Misères, vanités humaines ! superbes puérilités, orgueilleuses niaiseries ! qu’a donc produit cet homme étonnant, depuis soixante années de veilles assidues et de travaux sans relâche ? Que sont venus faire dans son cabinet les représentans de toutes les puissances de la terre ? Quels importans services ont donc reçu de lui tous les souverains qui ont possédé et perdu la couronne de France depuis un demi-siècle ? Pourquoi cette terreur inconcevable sur laquelle cet homme au doucereux regard a toujours marché, à travers un monde d’obstacles, comme sur un tapis moelleux ? Quelles révolutions a-t-il opérées ou paralysées ? quelles guerres sanglantes, quelles calamités publiques, quelles scandaleuses exactions a-t-il empêchées ? Il était donc bien nécessaire ce voluptueux hypocrite, pour que tous nos rois, depuis l’orgueilleux conquérant jusqu’au dévot borné, nous aient imposé le scandale et la honte de son élévation ! Napoléon, dans son mépris, le qualifiait par une métaphore soldatesque et d’un cynisme énergique ; et Charles x, dans ses jours d’orthodoxie, disait bien bas, en parlant de lui : C’est pourtant un prêtre marié ! Les a-t-il arrêtés dans leur chute terrible, ces maîtres tour à tour par lui adulés et trahis ! Où sont ses bienfaits ? Où sont ses œuvres ? Nul ne sait, nul ne peut, ne doit, ou ne veut déclarer quels titres l’homme d’état inévitable possède à la puissance et à la gloire : ses actes les plus brillans sont enveloppés de nuages impénétrables, son génie est tout entier dans le silence et la feinte. Quelles turpitudes honteuses couvre donc le manteau pompeux de la diplomatie ? Conçois-tu rien à cette manière de gouverner les peuples, sans leur permettre de s’occuper de la gestion de leurs intérêts, et d’entrevoir seulement l’avenir qu’on leur prépare ? Voici les intendans et les régisseurs qu’on nous donne, et à qui l’on confie sans nous consulter nos fortunes et nos vies ! Il ne nous est pas permis de réviser leurs actes et d’interroger leurs intentions. De graves mystères s’agitent sur nos têtes, mais si loin et si haut, que nos regards ne peuvent y atteindre. Nous servons d’enjeu à des paris inconnus dans les mains de joueurs invisibles. Spectres silencieux qui sourient majestueusement en lisant nos destinées dans un carnet.

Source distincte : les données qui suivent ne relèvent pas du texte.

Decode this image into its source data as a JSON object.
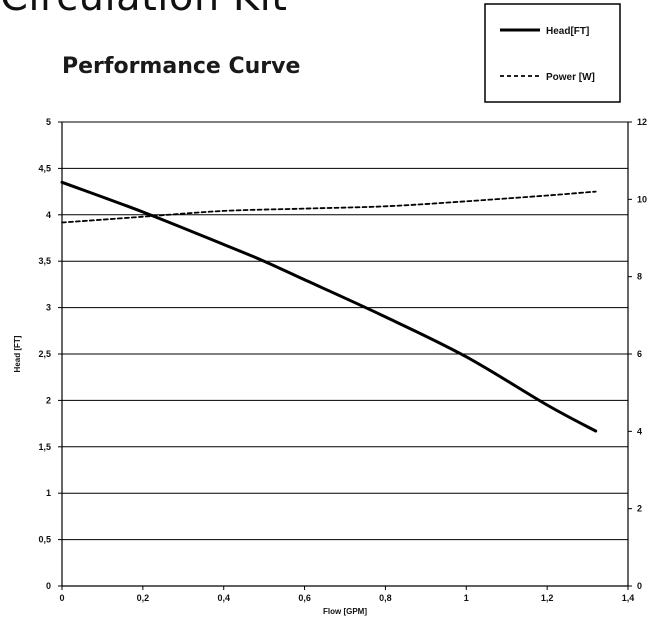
{
  "page": {
    "heading": "Circulation Kit",
    "chart_title": "Performance Curve"
  },
  "chart_data": {
    "type": "line",
    "xlabel": "Flow [GPM]",
    "ylabel": "Head [FT]",
    "xlim": [
      0,
      1.4
    ],
    "ylim": [
      0,
      5
    ],
    "y2lim": [
      0,
      12
    ],
    "x_ticks": [
      "0",
      "0,2",
      "0,4",
      "0,6",
      "0,8",
      "1",
      "1,2",
      "1,4"
    ],
    "y_ticks": [
      "0",
      "0,5",
      "1",
      "1,5",
      "2",
      "2,5",
      "3",
      "3,5",
      "4",
      "4,5",
      "5"
    ],
    "y2_ticks": [
      "0",
      "2",
      "4",
      "6",
      "8",
      "10",
      "12"
    ],
    "grid": "horizontal",
    "legend_position": "top-right",
    "series": [
      {
        "name": "Head[FT]",
        "axis": "left",
        "style": "solid",
        "color": "#000000",
        "x": [
          0,
          0.2,
          0.4,
          0.5,
          0.6,
          0.8,
          1.0,
          1.2,
          1.32
        ],
        "y": [
          4.35,
          4.03,
          3.68,
          3.5,
          3.3,
          2.9,
          2.47,
          1.95,
          1.67
        ]
      },
      {
        "name": "Power [W]",
        "axis": "right",
        "style": "dashed",
        "color": "#000000",
        "x": [
          0,
          0.2,
          0.4,
          0.6,
          0.8,
          1.0,
          1.2,
          1.32
        ],
        "y": [
          9.4,
          9.55,
          9.7,
          9.76,
          9.82,
          9.95,
          10.1,
          10.2
        ]
      }
    ]
  }
}
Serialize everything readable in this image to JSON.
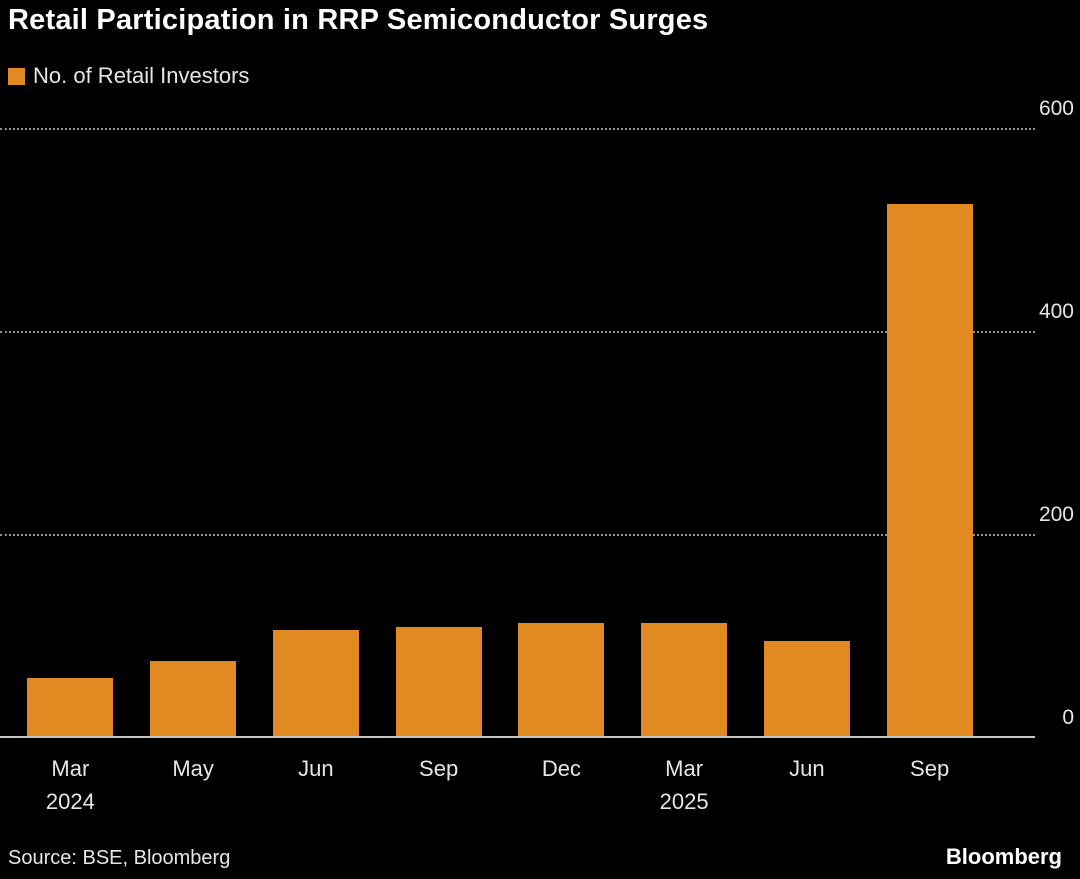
{
  "chart_data": {
    "type": "bar",
    "title": "Retail Participation in RRP Semiconductor Surges",
    "legend": "No. of Retail Investors",
    "categories": [
      {
        "label": "Mar",
        "sublabel": "2024"
      },
      {
        "label": "May",
        "sublabel": ""
      },
      {
        "label": "Jun",
        "sublabel": ""
      },
      {
        "label": "Sep",
        "sublabel": ""
      },
      {
        "label": "Dec",
        "sublabel": ""
      },
      {
        "label": "Mar",
        "sublabel": "2025"
      },
      {
        "label": "Jun",
        "sublabel": ""
      },
      {
        "label": "Sep",
        "sublabel": ""
      }
    ],
    "values": [
      58,
      75,
      105,
      108,
      112,
      112,
      95,
      525
    ],
    "ylabel": "",
    "xlabel": "",
    "ylim": [
      0,
      600
    ],
    "yticks": [
      600,
      400,
      200,
      0
    ],
    "ytick_side": "right",
    "grid": true,
    "gridline_style": "dotted",
    "legend_position": "top-left",
    "bar_color": "#E08A21",
    "background_color": "#000000",
    "text_color": "#e6e6e6"
  },
  "footer": {
    "source": "Source: BSE, Bloomberg",
    "brand": "Bloomberg"
  }
}
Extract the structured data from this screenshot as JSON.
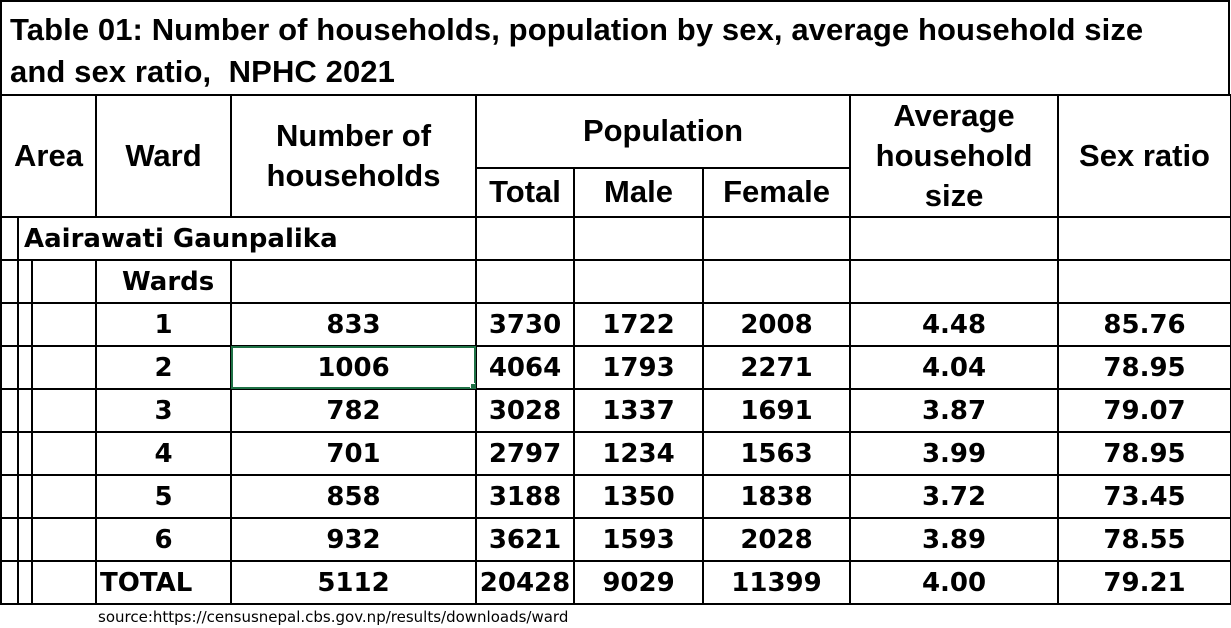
{
  "title": {
    "line1": "Table 01: Number of households, population by sex, average household size",
    "line2": "and sex ratio,  NPHC 2021"
  },
  "headers": {
    "area": "Area",
    "ward": "Ward",
    "households": "Number of households",
    "population": "Population",
    "total": "Total",
    "male": "Male",
    "female": "Female",
    "avg_size": "Average household size",
    "sex_ratio": "Sex ratio"
  },
  "municipality": "Aairawati Gaunpalika",
  "wards_label": "Wards",
  "rows": [
    {
      "ward": "1",
      "households": "833",
      "total": "3730",
      "male": "1722",
      "female": "2008",
      "avg": "4.48",
      "ratio": "85.76"
    },
    {
      "ward": "2",
      "households": "1006",
      "total": "4064",
      "male": "1793",
      "female": "2271",
      "avg": "4.04",
      "ratio": "78.95"
    },
    {
      "ward": "3",
      "households": "782",
      "total": "3028",
      "male": "1337",
      "female": "1691",
      "avg": "3.87",
      "ratio": "79.07"
    },
    {
      "ward": "4",
      "households": "701",
      "total": "2797",
      "male": "1234",
      "female": "1563",
      "avg": "3.99",
      "ratio": "78.95"
    },
    {
      "ward": "5",
      "households": "858",
      "total": "3188",
      "male": "1350",
      "female": "1838",
      "avg": "3.72",
      "ratio": "73.45"
    },
    {
      "ward": "6",
      "households": "932",
      "total": "3621",
      "male": "1593",
      "female": "2028",
      "avg": "3.89",
      "ratio": "78.55"
    }
  ],
  "total_row": {
    "label": "TOTAL",
    "households": "5112",
    "total": "20428",
    "male": "9029",
    "female": "11399",
    "avg": "4.00",
    "ratio": "79.21"
  },
  "source": "source:https://censusnepal.cbs.gov.np/results/downloads/ward",
  "colors": {
    "grid": "#000000",
    "selection": "#1e7145",
    "faint_grid": "#d9d9d9"
  }
}
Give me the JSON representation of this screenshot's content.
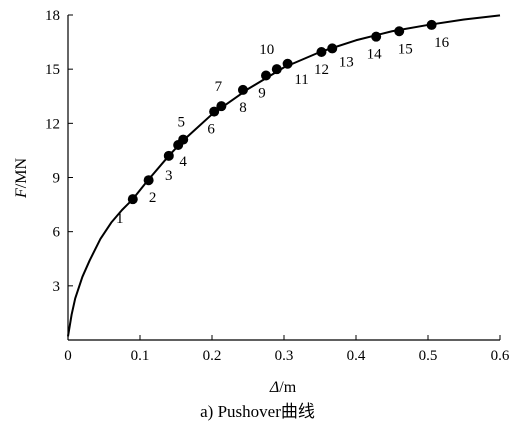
{
  "caption": "a) Pushover曲线",
  "chart_data": {
    "type": "scatter",
    "xlabel_symbol": "Δ",
    "xlabel_unit": "/m",
    "ylabel_symbol": "F",
    "ylabel_unit": "/MN",
    "xlim": [
      0,
      0.6
    ],
    "ylim": [
      0,
      18
    ],
    "x_ticks": [
      "0",
      "0.1",
      "0.2",
      "0.3",
      "0.4",
      "0.5",
      "0.6"
    ],
    "y_ticks": [
      "3",
      "6",
      "9",
      "12",
      "15",
      "18"
    ],
    "grid": false,
    "curve": {
      "x": [
        0,
        0.005,
        0.01,
        0.02,
        0.03,
        0.045,
        0.06,
        0.075,
        0.09,
        0.11,
        0.14,
        0.16,
        0.2,
        0.25,
        0.3,
        0.35,
        0.4,
        0.45,
        0.5,
        0.55,
        0.6
      ],
      "y": [
        0.2,
        1.4,
        2.3,
        3.5,
        4.4,
        5.6,
        6.5,
        7.2,
        7.8,
        8.8,
        10.2,
        11.05,
        12.5,
        13.9,
        15.1,
        15.95,
        16.6,
        17.1,
        17.45,
        17.75,
        17.98
      ]
    },
    "points": [
      {
        "label": "1",
        "x": 0.09,
        "y": 7.8
      },
      {
        "label": "2",
        "x": 0.112,
        "y": 8.85
      },
      {
        "label": "3",
        "x": 0.14,
        "y": 10.2
      },
      {
        "label": "4",
        "x": 0.153,
        "y": 10.8
      },
      {
        "label": "5",
        "x": 0.16,
        "y": 11.1
      },
      {
        "label": "6",
        "x": 0.203,
        "y": 12.65
      },
      {
        "label": "7",
        "x": 0.213,
        "y": 12.95
      },
      {
        "label": "8",
        "x": 0.243,
        "y": 13.85
      },
      {
        "label": "9",
        "x": 0.275,
        "y": 14.65
      },
      {
        "label": "10",
        "x": 0.29,
        "y": 15.0
      },
      {
        "label": "11",
        "x": 0.305,
        "y": 15.3
      },
      {
        "label": "12",
        "x": 0.352,
        "y": 15.95
      },
      {
        "label": "13",
        "x": 0.367,
        "y": 16.15
      },
      {
        "label": "14",
        "x": 0.428,
        "y": 16.8
      },
      {
        "label": "15",
        "x": 0.46,
        "y": 17.1
      },
      {
        "label": "16",
        "x": 0.505,
        "y": 17.45
      }
    ]
  }
}
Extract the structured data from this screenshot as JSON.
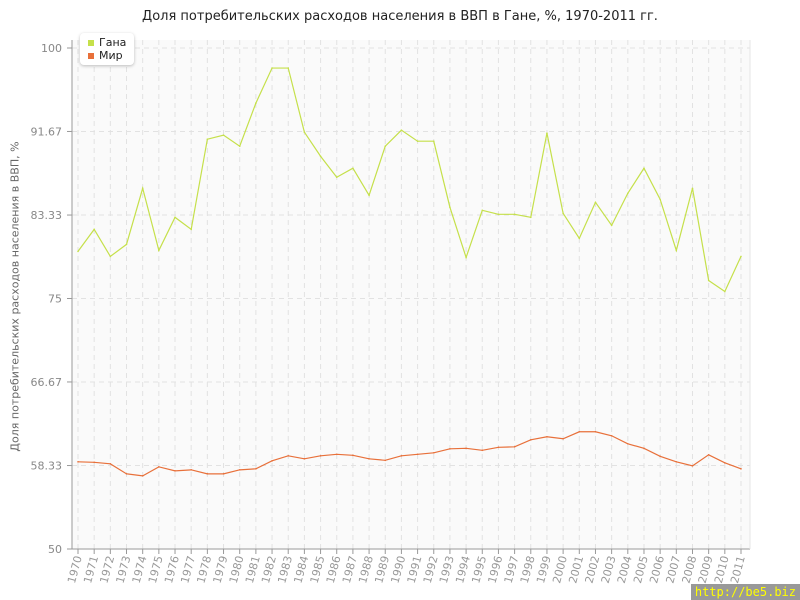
{
  "chart_data": {
    "type": "line",
    "title": "Доля потребительских расходов населения в ВВП в Гане, %, 1970-2011 гг.",
    "xlabel": "",
    "ylabel": "Доля потребительских расходов населения в ВВП, %",
    "ylim": [
      50,
      100
    ],
    "yticks": [
      "50",
      "58.33",
      "66.67",
      "75",
      "83.33",
      "91.67",
      "100"
    ],
    "grid": true,
    "legend": "top-left",
    "x": [
      1970,
      1971,
      1972,
      1973,
      1974,
      1975,
      1976,
      1977,
      1978,
      1979,
      1980,
      1981,
      1982,
      1983,
      1984,
      1985,
      1986,
      1987,
      1988,
      1989,
      1990,
      1991,
      1992,
      1993,
      1994,
      1995,
      1996,
      1997,
      1998,
      1999,
      2000,
      2001,
      2002,
      2003,
      2004,
      2005,
      2006,
      2007,
      2008,
      2009,
      2010,
      2011
    ],
    "series": [
      {
        "name": "Гана",
        "color": "#c5e04a",
        "values": [
          79.7,
          81.9,
          79.2,
          80.4,
          86.0,
          79.8,
          83.1,
          81.9,
          90.9,
          91.3,
          90.2,
          94.5,
          98.0,
          98.0,
          91.6,
          89.2,
          87.1,
          88.0,
          85.3,
          90.2,
          91.8,
          90.7,
          90.7,
          84.1,
          79.1,
          83.8,
          83.4,
          83.4,
          83.1,
          91.5,
          83.5,
          81.0,
          84.6,
          82.3,
          85.5,
          88.0,
          84.9,
          79.8,
          86.0,
          76.8,
          75.7,
          79.2
        ]
      },
      {
        "name": "Мир",
        "color": "#e8703a",
        "values": [
          58.7,
          58.65,
          58.5,
          57.5,
          57.3,
          58.2,
          57.8,
          57.9,
          57.5,
          57.5,
          57.9,
          58.0,
          58.8,
          59.3,
          59.0,
          59.3,
          59.45,
          59.35,
          59.0,
          58.85,
          59.3,
          59.45,
          59.6,
          60.0,
          60.05,
          59.85,
          60.15,
          60.2,
          60.9,
          61.2,
          61.0,
          61.7,
          61.7,
          61.3,
          60.5,
          60.05,
          59.25,
          58.7,
          58.3,
          59.4,
          58.6,
          58.0
        ]
      }
    ]
  },
  "watermark": "http://be5.biz"
}
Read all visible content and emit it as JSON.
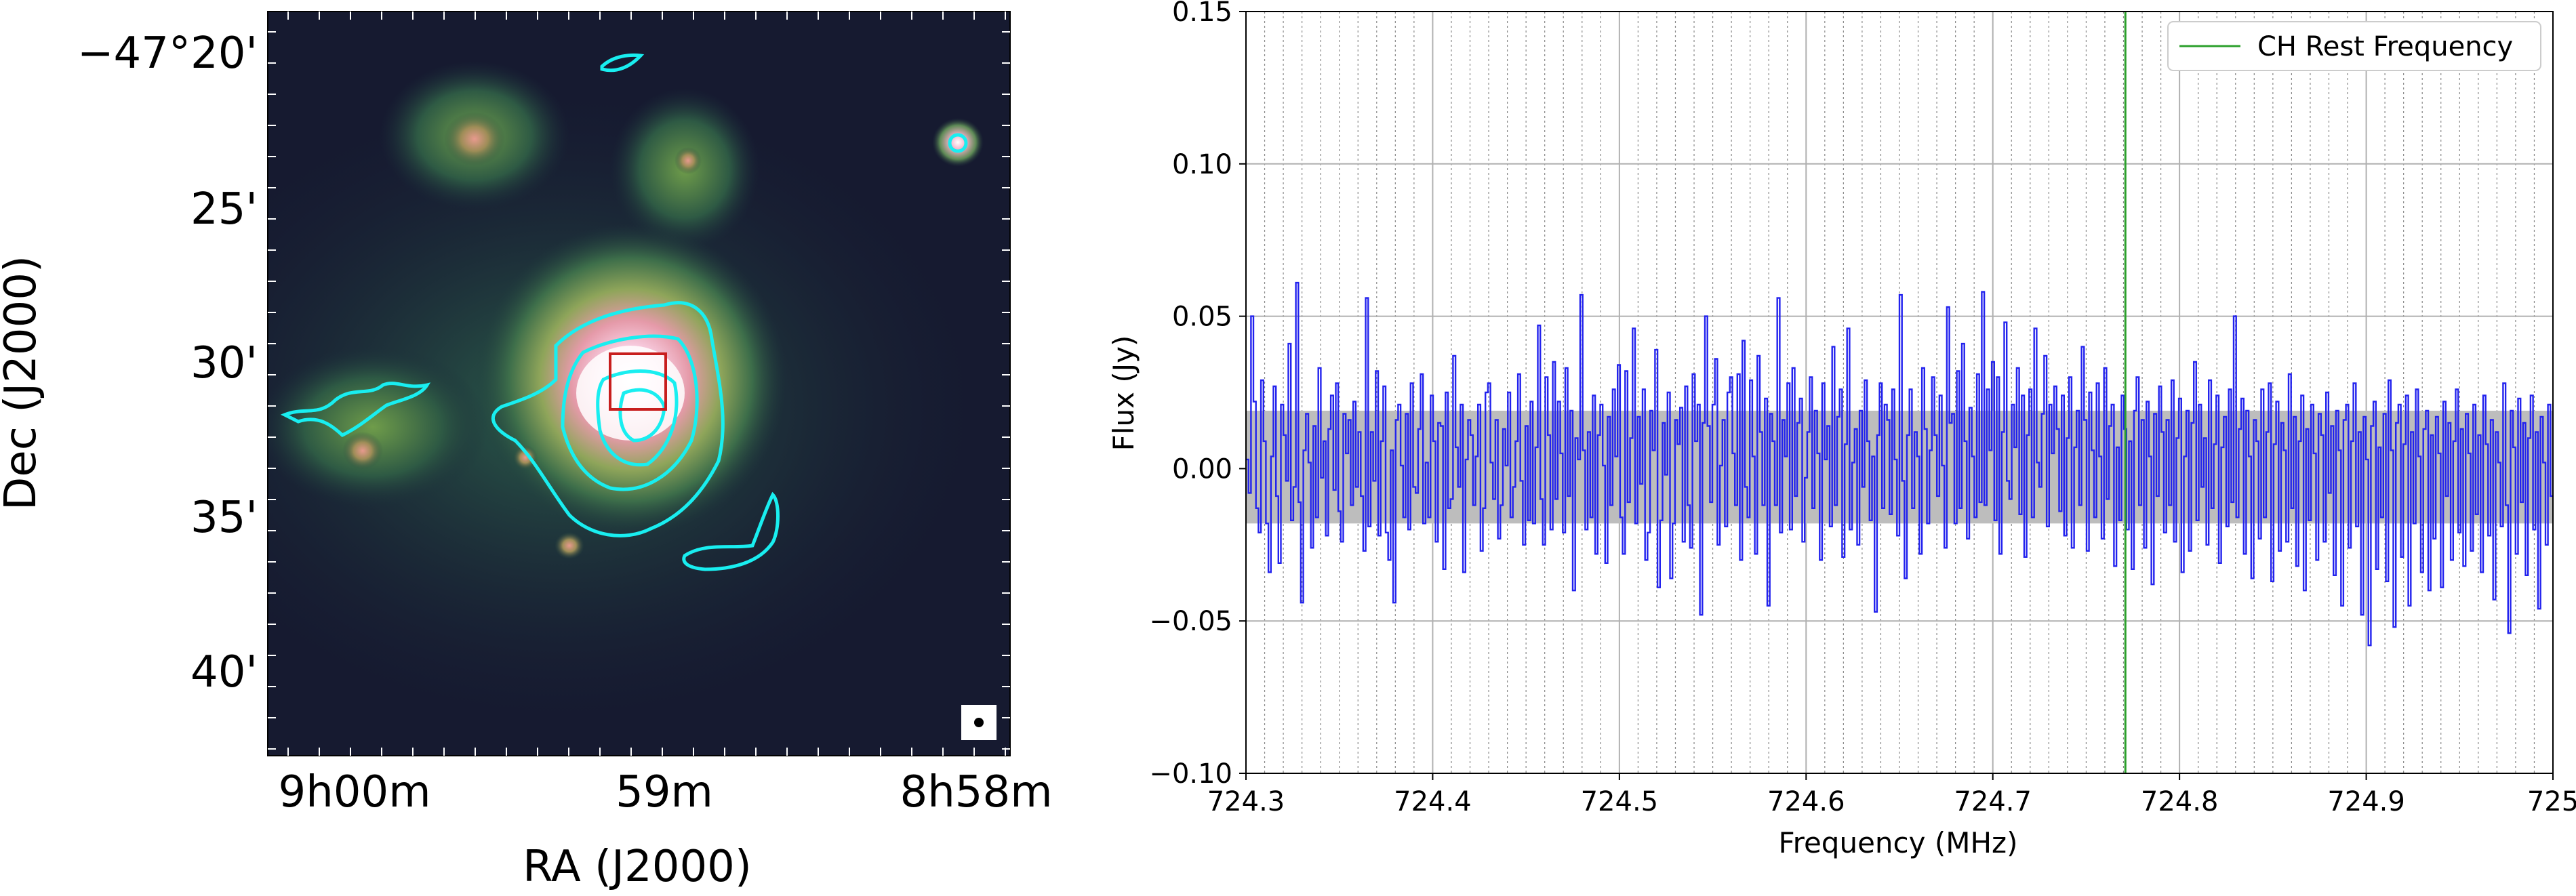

— Et que dis-tu, m’écriai-je, de l’imbécillité d’une nation qui supporte cet infâme tripotage et qui laisse signer de son nom, de son honneur et de son sang, d’infâmes contrats qu’elle ne connaîtra seulement pas ? N’as-tu pas envie de monter à ton tour sur le théâtre politique ?

— Plus mes semblables sont avilis, répondit-il, plus je voudrais les relever. Je ne suis pas découragé pour eux. Laisse-moi m’indigner à mon aise contre cet homme impénétrable qui nous a fait marcher comme des pions sur son damier, et qui n’a pas voulu dévouer sa puissance à notre progrès. — Laisse-moi maudire cet ennemi du genre humain qui n’a possédé le monde que pour larroner une fortune, satisfaire ses vices, et imposer à ses dupes dépouillées l’avilissante estime de ses talens iniques. Les bienfaiteurs de l’humanité meurent dans l’exil ou sur la croix. Et toi, tu mourras lentement et à regret dans ton nid, vieux vautour chauve et repu ! Comme la mort couronne tous les hommes célèbres d’une auréole complaisante, tes vices et tes bassesses seront vite oubliés : on se souviendra seulement de tes talens et de tes séductions. Homme prestigieux, fléau que le maître du monde repoussa du pied et jeta sur la terre comme Vulcain le boiteux, pour y forger sans relâche une arme inconnue au fond des cavernes inaccessibles, tu n’auras rien à dire au grand jour du jugement. Tu ne seras pas même interrogé. Le créateur, qui t’a refusé une ame, ne te demandera pas compte de tes sentimens et de tes passions.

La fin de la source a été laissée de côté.